…mediante il quale abbiamo anche avuto, per la fede, l’accesso a questa grazia nella quale stiamo fermi, e ci gloriamo nella speranza della gloria di Dio;
Romani 5:2
Nessuna porta che dia accesso a un luogo speciale o prezioso si può aprire senza una chiave. Anzi, quanto più è di valore ciò che si trova all’interno di una casa o di un locale, tanto più la serratura sarà forte, sicura e difficile da scassinare. Di fronte a Dio e al cielo, tutti noi abbiamo un grande problema: non solo non possediamo le chiavi per entrare, ma non possiamo nemmeno permetterci di acquistarle.

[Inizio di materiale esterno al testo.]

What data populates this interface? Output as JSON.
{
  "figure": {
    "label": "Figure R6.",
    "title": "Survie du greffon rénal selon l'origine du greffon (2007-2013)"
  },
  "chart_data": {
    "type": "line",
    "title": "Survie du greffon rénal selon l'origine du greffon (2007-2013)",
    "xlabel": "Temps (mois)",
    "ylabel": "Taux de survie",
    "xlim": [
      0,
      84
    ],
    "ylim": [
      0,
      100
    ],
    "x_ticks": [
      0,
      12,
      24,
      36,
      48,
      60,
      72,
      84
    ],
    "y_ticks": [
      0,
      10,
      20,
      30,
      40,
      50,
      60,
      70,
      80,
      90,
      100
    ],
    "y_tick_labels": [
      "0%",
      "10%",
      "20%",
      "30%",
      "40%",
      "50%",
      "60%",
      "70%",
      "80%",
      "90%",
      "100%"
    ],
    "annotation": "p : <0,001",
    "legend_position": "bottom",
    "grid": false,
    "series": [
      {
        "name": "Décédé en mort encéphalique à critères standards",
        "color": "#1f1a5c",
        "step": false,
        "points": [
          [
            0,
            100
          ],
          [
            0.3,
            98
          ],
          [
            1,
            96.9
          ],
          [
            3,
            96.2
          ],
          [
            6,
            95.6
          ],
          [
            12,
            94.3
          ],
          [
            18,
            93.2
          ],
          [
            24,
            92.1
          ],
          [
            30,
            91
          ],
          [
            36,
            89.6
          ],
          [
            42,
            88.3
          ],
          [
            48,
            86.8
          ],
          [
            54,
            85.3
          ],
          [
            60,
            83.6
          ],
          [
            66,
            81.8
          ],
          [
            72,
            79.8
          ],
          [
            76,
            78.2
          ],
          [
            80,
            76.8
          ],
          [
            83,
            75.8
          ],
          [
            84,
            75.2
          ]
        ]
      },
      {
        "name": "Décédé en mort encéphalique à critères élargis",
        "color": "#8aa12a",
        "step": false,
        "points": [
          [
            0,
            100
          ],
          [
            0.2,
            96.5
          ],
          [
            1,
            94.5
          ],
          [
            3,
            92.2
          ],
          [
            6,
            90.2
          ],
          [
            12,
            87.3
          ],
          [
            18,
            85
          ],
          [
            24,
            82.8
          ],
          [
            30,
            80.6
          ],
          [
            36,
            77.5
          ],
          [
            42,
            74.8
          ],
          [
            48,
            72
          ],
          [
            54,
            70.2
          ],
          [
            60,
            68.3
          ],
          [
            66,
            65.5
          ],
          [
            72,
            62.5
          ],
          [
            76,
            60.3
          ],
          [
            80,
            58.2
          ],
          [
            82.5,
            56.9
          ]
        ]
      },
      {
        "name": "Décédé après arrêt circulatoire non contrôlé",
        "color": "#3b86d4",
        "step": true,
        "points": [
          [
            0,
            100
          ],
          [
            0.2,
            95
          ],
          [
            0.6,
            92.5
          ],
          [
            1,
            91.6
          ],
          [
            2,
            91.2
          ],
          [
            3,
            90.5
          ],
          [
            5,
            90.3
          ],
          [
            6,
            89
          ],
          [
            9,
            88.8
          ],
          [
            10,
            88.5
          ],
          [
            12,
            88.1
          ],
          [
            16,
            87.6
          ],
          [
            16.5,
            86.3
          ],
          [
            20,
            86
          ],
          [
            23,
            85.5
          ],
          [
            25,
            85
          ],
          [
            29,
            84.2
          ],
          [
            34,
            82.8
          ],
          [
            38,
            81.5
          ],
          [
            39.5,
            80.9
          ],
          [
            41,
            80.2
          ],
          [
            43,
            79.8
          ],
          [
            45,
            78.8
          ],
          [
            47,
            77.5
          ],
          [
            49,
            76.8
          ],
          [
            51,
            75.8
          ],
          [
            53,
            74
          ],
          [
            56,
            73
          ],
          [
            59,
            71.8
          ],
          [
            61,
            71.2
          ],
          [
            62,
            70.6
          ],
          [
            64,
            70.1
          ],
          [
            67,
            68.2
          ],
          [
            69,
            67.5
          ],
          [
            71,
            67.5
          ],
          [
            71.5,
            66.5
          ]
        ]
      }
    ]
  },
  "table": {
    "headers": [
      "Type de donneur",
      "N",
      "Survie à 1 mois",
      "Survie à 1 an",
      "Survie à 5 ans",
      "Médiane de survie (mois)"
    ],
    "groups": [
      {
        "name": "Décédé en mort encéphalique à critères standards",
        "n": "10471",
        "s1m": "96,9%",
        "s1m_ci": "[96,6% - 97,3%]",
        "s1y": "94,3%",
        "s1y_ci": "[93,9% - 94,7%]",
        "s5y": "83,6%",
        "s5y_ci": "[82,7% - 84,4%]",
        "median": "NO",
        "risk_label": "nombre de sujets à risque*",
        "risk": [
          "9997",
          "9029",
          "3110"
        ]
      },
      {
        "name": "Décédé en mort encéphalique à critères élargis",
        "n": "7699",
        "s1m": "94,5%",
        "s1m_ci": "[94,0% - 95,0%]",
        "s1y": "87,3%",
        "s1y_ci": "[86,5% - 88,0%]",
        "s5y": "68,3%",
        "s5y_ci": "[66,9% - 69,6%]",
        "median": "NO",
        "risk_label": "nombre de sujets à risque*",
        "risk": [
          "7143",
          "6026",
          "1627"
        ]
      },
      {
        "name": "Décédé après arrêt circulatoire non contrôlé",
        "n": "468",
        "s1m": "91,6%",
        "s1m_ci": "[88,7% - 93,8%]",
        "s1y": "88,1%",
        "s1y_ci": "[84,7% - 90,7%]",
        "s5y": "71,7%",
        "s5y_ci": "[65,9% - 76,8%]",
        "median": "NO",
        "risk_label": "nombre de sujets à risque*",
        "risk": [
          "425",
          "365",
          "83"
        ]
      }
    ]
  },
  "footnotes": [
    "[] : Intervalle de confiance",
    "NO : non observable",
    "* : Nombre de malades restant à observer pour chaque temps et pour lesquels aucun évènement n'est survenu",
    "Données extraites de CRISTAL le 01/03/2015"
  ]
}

In questo testo, Dio ci ricorda che solo mediante Gesù abbiamo accesso alla Sua grazia. Possiamo provare a forzare la porta con il nostro impegno. Oppure cercare di copiarne la chiave con la nostra religiosità. O ancora tentare di ottenere l’accesso tramite la raccomandazione di altri. Ma finiremo sempre per cadere, restando fuori dalla casa di Dio. Anche perché tutti gli altri hanno il nostro stesso problema: sono peccatori come noi e non sono qualificati per la Santità di Dio.
L’unico vero modo per entrare nella Sua casa è andare con Gesù. Solo Lui ha accesso al Padre, perché è anche casa Sua: Lui e il Padre sono uno (Giovanni 10:30). Solo Lui ha il permesso di entrare, perché è puro, e non ha mai peccato (Ebrei 4:15). Solo Lui può aprire quella porta e farci entrare con sé, se accettiamo di essere lavati con il Suo sangue e riconosciamo il nostro bisogno di Lui.
Per questo, quando preghiamo, diciamo “nel nome di Gesù”. Perché quando accediamo al Padre, dobbiamo farlo nell’unico modo possibile: a nome del nostro avvocato (1 Giovanni 2:1), mediatore, amico e Signore. Gesù è la chiave: via, verità e vita. Gesù ti ha amato al punto da farti entrare, insieme a Lui, presso il Padre.
Per questo, segui Lui. Accedi alla grazia. E gloriati non nella tua forza, ma nella speranza della Sua gloria.